Overcoming the cross-cultural differences at play is only the tip of the iceberg when it comes to cross-border discovery. The Hague Evidence Convention, national blocking statutes—and most significantly—foreign data privacy protection laws are an example of “hard” legal obstacles to cross-border discovery.
China’s Cyber Security Law establishes rules for “Data Transfer” for exporting data out of China. Each of these is a potential legal barrier to production of cross-border discovery materials in U.S. federal courts. A small but growing body of decisions, from magistrates to the Supreme Court, provides counsel with guidance in navigating these legal obstacles concerning cross-border discovery.
Managing Different International Data Privacy Laws in Litigation
What is the Hague Convention?
The Hague Convention provides a procedure for obtaining evidence located in foreign countries required for local litigation, and because the Hague Convention was ratified by the U.S., making it U.S. law, it would seem to provide the solution to cross-border discovery. Unfortunately, the guidelines are extremely time consuming, limited in their scope, are cumbersome and not recognized in some countries such as China. The aforementioned inadequacies are multiplied when one realizes that The Hague Convention has a rather limited number of signatory nations and that several countries, such as The Netherlands and Germany, have added provisos that essentially negate complying with American pretrial discovery.
In addition to the shortcomings of the Hague Convention, some countries have adopted blocking statutes that make it illegal—even criminal—to provide certain ESI for litigation in foreign courts. Nevertheless, comity dictates that the laws of a foreign jurisdiction are respected in American courts. This generally means the issue of the blocking statute is raised, and the court applies comity analysis and resolves in favor of ignoring the blocking statute and compelling discovery.
The European’s Stance on Data Privacy
The limitations of the Hague Convention and foreign blocking laws are not the end of the legal obstacles for counsel to navigate in cross-border discovery. European data privacy protection laws pose a significant obstacle to complying with federal discovery, much like the Health Insurance Portability and Accountability Act (HIPAA), foreign data privacy protection laws protect private personal information.
Unlike HIPAA, most European data privacy protections go much further than medical information and protect against disclosure of any personal information. These restrictions on data privacy can extend so far as to include email addresses. Any data that can potentially identify a private individual can be protected against disclosure to a third party, including an American federal court.
While these guidelines appear to be comprehensive—even accommodating to U.S. Litigation—issues arise in applying the guidelines country by country.
The European Commission Article 29 Data Protection Working Party issued an opinion in 2009 on pretrial discovery for cross-border civil litigation. This opinion provides guidance to data controllers subject to EU law regarding U.S. federal litigation involving ESI that contains private information located within the EU. Additionally, it offers direction to member states’ data privacy authorities regarding ESI containing personally identifying information as it relates to cross-border litigation, particularly in the U.S.
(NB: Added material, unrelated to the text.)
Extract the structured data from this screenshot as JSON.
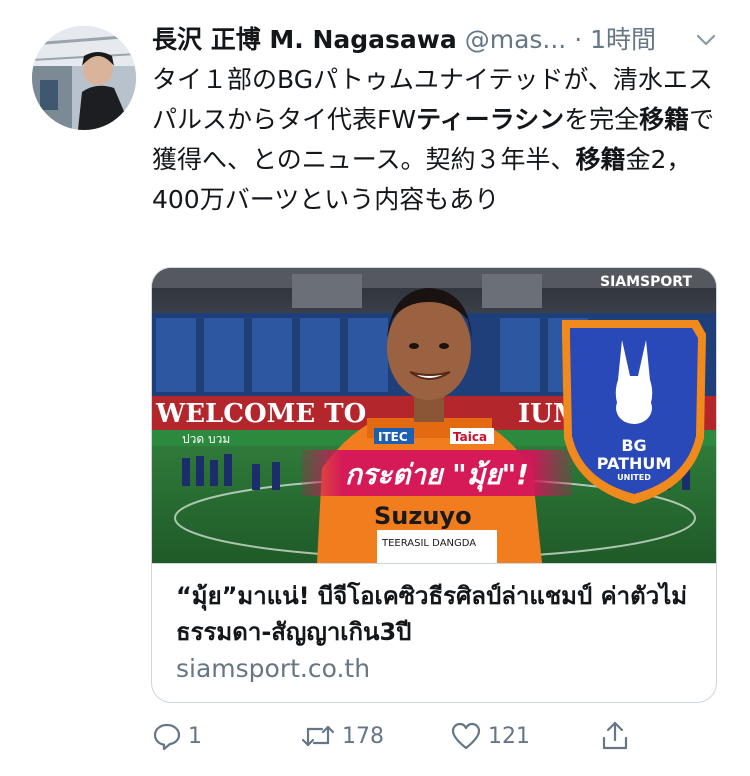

Challenges with the Hague Convention and FRCP Guidelines
While these guidelines appear to be comprehensive—even accommodating to U.S. Litigation—issues arise in applying the guidelines country by country. For example, while “consent” looks to be grounds for processing and producing ESI for litigation purposes in the U.S., consent in Spain does not mean the same thing as it does in Germany, where consent obtained by an employer from an employee is presumptively invalid.
The Hague Convention’s rules for pretrial discovery, blocking statutes and foreign data privacy laws are often at odds with FRCP discovery rules. The Supreme Court’s decision in Societe Nationale Industrielle Aerospatiale v. United States Dist. Court for S. Dist., 482 U.S. 522 (1987) provides courts guidance in reconciling the conflict between the Hague Convention, blocking statutes and the FRCP using a non-exhaustive five-factor test.
Recently, the U.S. District Court for the Northern District of California in BrightEdge Techs., Inc. v. Searchmetrics, GmbH, 2014 U.S. Dist. LEXIS 112377 (N.D. Cal. Aug. 13, 2014) concisely applied the original five-factor test supplied by the Supreme Court in Aerospatiale in addition to two more factors. Without more, the Hague Convention, blocking statutes and foreign data privacy protection laws do not provide a significant legal obstacle to complying with FRCP discovery rules. Despite all the obstacles to production of cross-border ESI, the holding in Aerospatiale essentially presents a very high bar for the producing party to clear before granting any relief from complying with discovery under the FRCP.
Navigating these Legal Obstacles to Cross-Border eDiscovery
The tension between the holding of Aerospatiale and the Hague Convention, blocking statutes and data privacy protection laws may seem to place counsel navigating cross-border discovery in the Bermuda Triangle. Nevertheless, the framework created by those various sources of law, when read together, provides counsel a number of avenues to comply with FRCP in cross-border discovery.